When there was no answer, I forced myself to stand and get dressed. I could cook—or, better yet, if I wanted to enjoy my food—I could order in. Delivery wasn’t the best option, but it was something. I headed back into the bathroom to comb my hair, then felt brave enough to check my phone again.
There was a message waiting, and my heart kicked up a notch.
I’m off in half an hour. Pick me up?
I’ll head over now. I need something to eat before we burn a bunch of calories.
Bean sent a blushing face in return and I pressed my phone to my chest. I had no business liking him this much, but god help me, I was smitten. I’d deal with it. I’d had crushes before, and they hadn’t ruined me. And it felt nice to finally feel something for someone again.
With Gio, it had been dull at best and exhausting at worst. Bean was the fresh air I’d been needing to breathe for so long.
Throwing on my shoes, I braced myself for another wave of fog as I stepped back outside. Luckily, Zayd’s place was just up the block, and their food had gone from good to great in the last few weeks, which I appreciated. I didn’t have much appetite these days, but a little comfort food was getting me through the lonelier evenings.
The cool bay breeze felt good against my skin as I walked the short distance between the rental and the bar, and I smiled up at the bear before walking inside. It wasn’t too busy, which was nice, and I zeroed in on an empty seat at the bar.
There was a small crowd, and Zayd was behind the bar. He tossed me a wink as I slid onto the stool and grabbed the menu off the little stand.
“Dinner?”
“Something light,” I told him. “With protein.”
“Okay, not the special.
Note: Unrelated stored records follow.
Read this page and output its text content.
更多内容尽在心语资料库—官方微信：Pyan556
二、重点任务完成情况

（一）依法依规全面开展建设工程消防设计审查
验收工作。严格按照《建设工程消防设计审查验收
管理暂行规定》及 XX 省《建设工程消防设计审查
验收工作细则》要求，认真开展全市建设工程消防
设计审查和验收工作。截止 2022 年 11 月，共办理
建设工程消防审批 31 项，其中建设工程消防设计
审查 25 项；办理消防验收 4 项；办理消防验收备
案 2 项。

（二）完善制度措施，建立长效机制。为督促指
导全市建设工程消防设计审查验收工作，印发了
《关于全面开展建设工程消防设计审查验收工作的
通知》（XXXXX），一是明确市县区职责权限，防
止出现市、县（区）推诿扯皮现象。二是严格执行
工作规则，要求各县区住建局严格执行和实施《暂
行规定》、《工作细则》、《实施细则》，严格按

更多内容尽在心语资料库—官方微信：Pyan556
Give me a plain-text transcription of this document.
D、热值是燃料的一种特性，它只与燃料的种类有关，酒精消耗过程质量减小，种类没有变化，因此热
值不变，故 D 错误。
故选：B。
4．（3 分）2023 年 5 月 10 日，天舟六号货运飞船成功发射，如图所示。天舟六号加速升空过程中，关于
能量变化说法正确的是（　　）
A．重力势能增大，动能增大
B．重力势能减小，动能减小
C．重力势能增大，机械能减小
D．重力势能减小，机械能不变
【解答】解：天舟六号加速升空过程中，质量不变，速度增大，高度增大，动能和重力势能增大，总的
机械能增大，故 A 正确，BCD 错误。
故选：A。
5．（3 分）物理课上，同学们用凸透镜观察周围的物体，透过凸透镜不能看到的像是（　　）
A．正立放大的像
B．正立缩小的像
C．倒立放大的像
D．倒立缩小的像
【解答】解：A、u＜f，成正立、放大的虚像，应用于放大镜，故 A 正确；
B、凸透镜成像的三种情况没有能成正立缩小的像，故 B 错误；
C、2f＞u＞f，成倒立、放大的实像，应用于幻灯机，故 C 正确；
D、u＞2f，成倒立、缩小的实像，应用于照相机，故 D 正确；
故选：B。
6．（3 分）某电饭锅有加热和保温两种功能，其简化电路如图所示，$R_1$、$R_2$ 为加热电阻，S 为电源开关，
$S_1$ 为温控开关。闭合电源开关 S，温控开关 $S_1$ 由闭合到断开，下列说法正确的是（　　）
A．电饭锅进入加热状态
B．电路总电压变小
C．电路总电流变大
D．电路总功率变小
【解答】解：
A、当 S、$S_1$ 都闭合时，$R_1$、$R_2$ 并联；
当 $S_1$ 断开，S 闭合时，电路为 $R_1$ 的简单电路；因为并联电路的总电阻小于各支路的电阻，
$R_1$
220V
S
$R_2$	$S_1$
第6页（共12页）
It’s fettuccini alfredo,” Zayd said, tapping his chin. “Oh. The new guy’s fish tacos are pretty damn decent. We have them grilled and fried.”
New guy. That would be Bean. My heart swelled.
“That sounds amazing. I’ll take them grilled. And let your new chef know that your favorite customer is a huge fan of his work. The food’s been much better around here lately.”
Zayd looked confused and happy as he punched my order into his little screen. “It was getting rough for a while. My brother was the kitchen manager, but he took off a few months ago, and I didn’t want to tell him I was drowning.”
“Older brother?”
He rolled his eyes and snorted. “How’d you guess? Omar’s exactly eleven months older, but he acts like it’s eleven years.”
“Mine’s only ten months,” I told him, and when he lifted a brow, I clarified. “Same dad, different moms. My dad was a jackass.”
“Ah. My parents just wanted a big family.” He leaned on the bar and propped his chin on his fist. “Six sisters, four brothers. I’m the second youngest, and I swear nothing I do is right.”